June’s drop in consents was the third monthly decline in a row on a seasonally adjusted basis. The June figures were just over 11.5 per cent lower than March.

The last time building consents fell three months in a row was between November 2016 and January 2017.

Over the past year 50,500 new dwellings have been consented.

Fletcher Building says at that level consents are running 20-30 per cent ahead of the industry’s capacity to build. The ideal capacity for building is 35,000 houses a year.

Westpac senior economist Satish Ranchhod says with shortages of materials and labour resulting in widespread delays, planned work is taking longer to complete. Combined, those conditions don’t point to a sharp fall in building activity in the near term, but he says a peak in the construction cycle is fast approaching, if it’s not already here.
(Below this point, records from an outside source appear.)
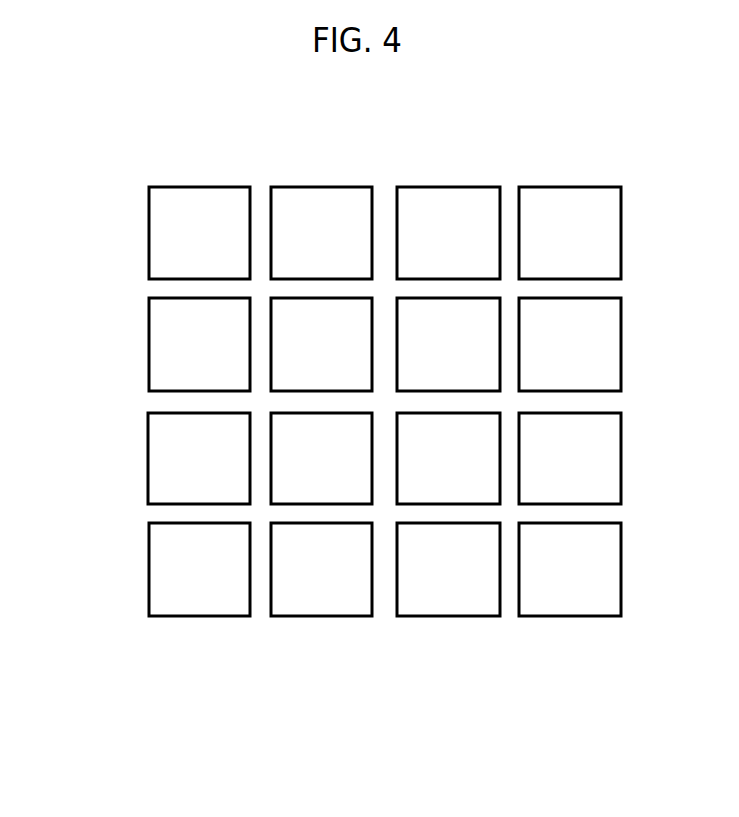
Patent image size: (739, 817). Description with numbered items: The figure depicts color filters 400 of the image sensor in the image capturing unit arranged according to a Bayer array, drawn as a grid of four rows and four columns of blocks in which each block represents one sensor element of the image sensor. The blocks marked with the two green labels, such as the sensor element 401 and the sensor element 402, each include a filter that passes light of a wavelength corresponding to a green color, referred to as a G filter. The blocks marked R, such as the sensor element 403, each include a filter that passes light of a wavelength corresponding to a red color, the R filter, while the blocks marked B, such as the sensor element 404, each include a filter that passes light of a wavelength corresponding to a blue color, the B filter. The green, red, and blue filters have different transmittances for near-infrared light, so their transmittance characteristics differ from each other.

The color filters 400 is at (355, 428).
The sensor element 401 is at (167, 233).
The sensor element 402 is at (372, 325).
The sensor element 403 is at (170, 341).
The sensor element 404 is at (317, 202).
“The big change has been in the financial incentives for developers. House prices are falling, and prospective buyers are increasingly hesitant about purchasing homes off the plans,” he says.
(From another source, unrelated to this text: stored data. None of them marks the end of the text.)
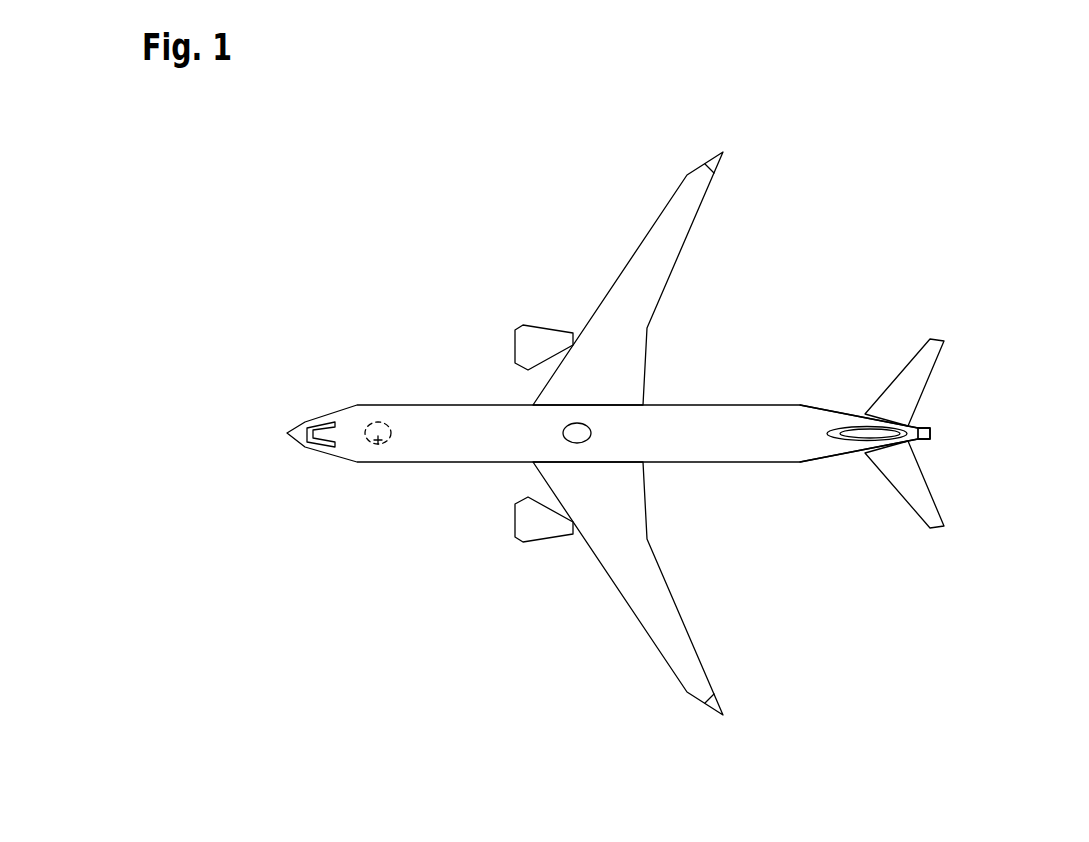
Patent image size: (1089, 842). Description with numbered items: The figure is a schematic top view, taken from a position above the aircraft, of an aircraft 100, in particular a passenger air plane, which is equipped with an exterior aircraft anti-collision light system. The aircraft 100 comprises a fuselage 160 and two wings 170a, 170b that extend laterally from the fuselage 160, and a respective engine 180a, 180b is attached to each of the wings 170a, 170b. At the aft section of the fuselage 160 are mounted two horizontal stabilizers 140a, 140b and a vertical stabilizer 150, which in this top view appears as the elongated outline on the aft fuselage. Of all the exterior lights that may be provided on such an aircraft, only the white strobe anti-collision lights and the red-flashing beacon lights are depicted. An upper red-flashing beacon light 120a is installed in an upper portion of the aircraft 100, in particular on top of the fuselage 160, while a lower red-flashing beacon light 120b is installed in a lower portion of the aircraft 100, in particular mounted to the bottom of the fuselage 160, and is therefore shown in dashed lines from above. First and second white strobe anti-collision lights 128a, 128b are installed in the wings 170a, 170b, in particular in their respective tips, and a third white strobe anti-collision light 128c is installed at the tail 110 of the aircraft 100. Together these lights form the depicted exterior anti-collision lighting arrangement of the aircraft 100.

The aircraft 100 is at (866, 219).
The tail 110 is at (946, 386).
The upper red-flashing beacon light 120a is at (572, 437).
The lower red-flashing beacon light 120b is at (377, 443).
The first white strobe anti-collision light 128a is at (711, 152).
The second white strobe anti-collision light 128b is at (713, 708).
The third white strobe anti-collision light 128c is at (931, 435).
The horizontal stabilizer 140a is at (931, 325).
The horizontal stabilizer 140b is at (930, 547).
The vertical stabilizer 150 is at (886, 421).
The fuselage 160 is at (738, 386).
The wing 170a is at (728, 194).
The wing 170b is at (728, 672).
The engine 180a is at (528, 308).
The engine 180b is at (529, 562).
At the same time, build costs have skyrocketed. CoreLogic’s latest Cordell Construction Cost Index (CCCI) has risen 7.7 per cent, the swiftest rise in a decade.

The construction industry is in a precarious position. More than 18 per cent of company failures in the past year were building companies going under, mainly because of labour and material shortages and increasing costs. Since the start of this year, 92 construction companies have been put into liquidation.

The average house value across the country has dropped below $1 million to $989,790 for the first time since September last year, QV’s House Price Index shows.

From 30 per cent annual growth at the turn of the year, the housing market has plummeted to just 4 per cent growth, and that is only half the story.

Exception To The Rule

Wellington city is leading the charge, where in real terms the average home value has dropped by more than $130,000 in only a quarter. It is not just confined to the city – suburban areas such as the Hutt Valley and Porirua have also seen values drop between 7-9 per cent over the last three months. Across the city the average value is down almost 11 per cent over the quarter.

Nationally, the average home dropped in value by 4.9 per cent over three months to the end of July, or $74,000 since the beginning of the year, with all capital gains being wiped out.

In the Auckland region, the average value now sits at $1,410,163, falling 5.5 per cent over the three-month period, or $131,005 since the beginning of the year.

One of the few exceptions is Christchurch, which had experienced almost 40 per cent annual growth by the later months of last year, but is now seeing only relatively moderate declines of 3.4 per cent for the quarter.

Meanwhile, Queenstown-Lakes District remains an outlier as the only one of 16 major centres QV monitors that has had positive growth over the past three months, albeit only just at 0.2 per cent.

QV says that the region should continue to buck the trend: “With the complete removal of all border restrictions at the end of last month, the obvious benefactor will be the tourist capital of the country.”